Cayó de la escalera de la casa,
casi seis peldaños antes de terminar la labor. No podía tener tanta mala
suerte, a los cincuenta años de edad ya no se podía dar esos lujos, menos
sabiendo que un día descansado es un día no remunerado.
Se incorporó como pudo, adolorida
hasta el contre, su sangre indígena en el torrente le daba la fortaleza para
superponerse al dolor físico. Terminó su tarea diaria y volvió a paso lento al
hogar, pensando en el modo de aliviar el dolor.
Recordó a la Fregona, mujer algo mayor que ella quien, tenía el don sanador en sus manos, desde niña la llevaron allí cuando su
cuerpo sufría algún descalabro. Del mismo hecho ella poseía una columna
zigzagueante, dos brazos bien torcidos y una cojera leve, producto de una niñez
libre en los páramos de la sierra ecuatoriana.
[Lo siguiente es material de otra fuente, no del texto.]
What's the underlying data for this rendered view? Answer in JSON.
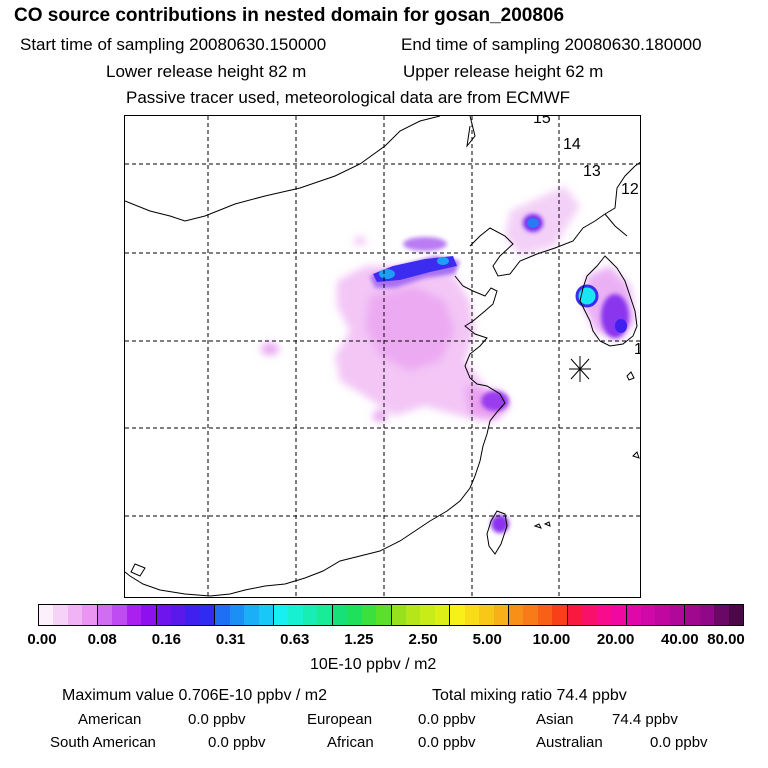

Si bien no tenía mucha rectitud
en sus extremidades, el dolor nunca hizo eco en ella, gracias a la fregona que
se preocupó de darle una buena friega cada vez que algún accidente la llevara por su
casa.
Encaminó sus pasos hacia el hogar
de la señora, golpeó dos veces y de repente asomó el rostro de una viejecilla
que sonreía desdentadamente.
¡Pásele!, pásele pues por acá. ¿Que le ha de haber pasado, en que le
puedo ayudar?, ¡mande pues!- le dijo
rápidamente la mujer.
Tencha contó tristemente su suerte de asesora del
hogar y el accidente ocurrido, prontamente la hizo pasar y la recostó sobre la
cama. Examinó su columna y dio un seco golpe con el costado de la palma rígido,
que fue como un azote, similar a los bien propinados por el padre cuando no
obedecía los mandados.
No se quejó, pues bien entendido
el dolor era una sanación para el alma. Pasado un buen rato y con su frente llena
de sudor por los dolores, pensaba ya levantarse y partir a su hogar cuando el
tono de la friega comenzaba su descanso.
Las manos de la anciana, fuertes y toscas adoptaron un matiz suave y delicado. Su espalda se llenó de alivio, y su alma de afectos, sintió en las manos de la mujer la caricia de la abuela quien le daba su ponche de huevo por las mañanas junto a los bizcochos y el queso de hoja que más le gustaban. Evocó hermosos momentos de niñez junto a la abuela, claras lágrimas brotaron de su interior aliviando las penas de la existencia.
Las manos de la anciana, fuertes y toscas adoptaron un matiz suave y delicado. Su espalda se llenó de alivio, y su alma de afectos, sintió en las manos de la mujer la caricia de la abuela quien le daba su ponche de huevo por las mañanas junto a los bizcochos y el queso de hoja que más le gustaban. Evocó hermosos momentos de niñez junto a la abuela, claras lágrimas brotaron de su interior aliviando las penas de la existencia.
Se incorporó y un leve mareo la hizo
presa del miedo. La anciana algo preocupada le señaló que partiera no más que era muy
tarde. No hubo dinero a cambio pues un pacto de alimentos habrá subsanado la
deuda contraída.
Partió la mujer todavía más
fregada que antes, pero con un dulce alivio en su alma de niña.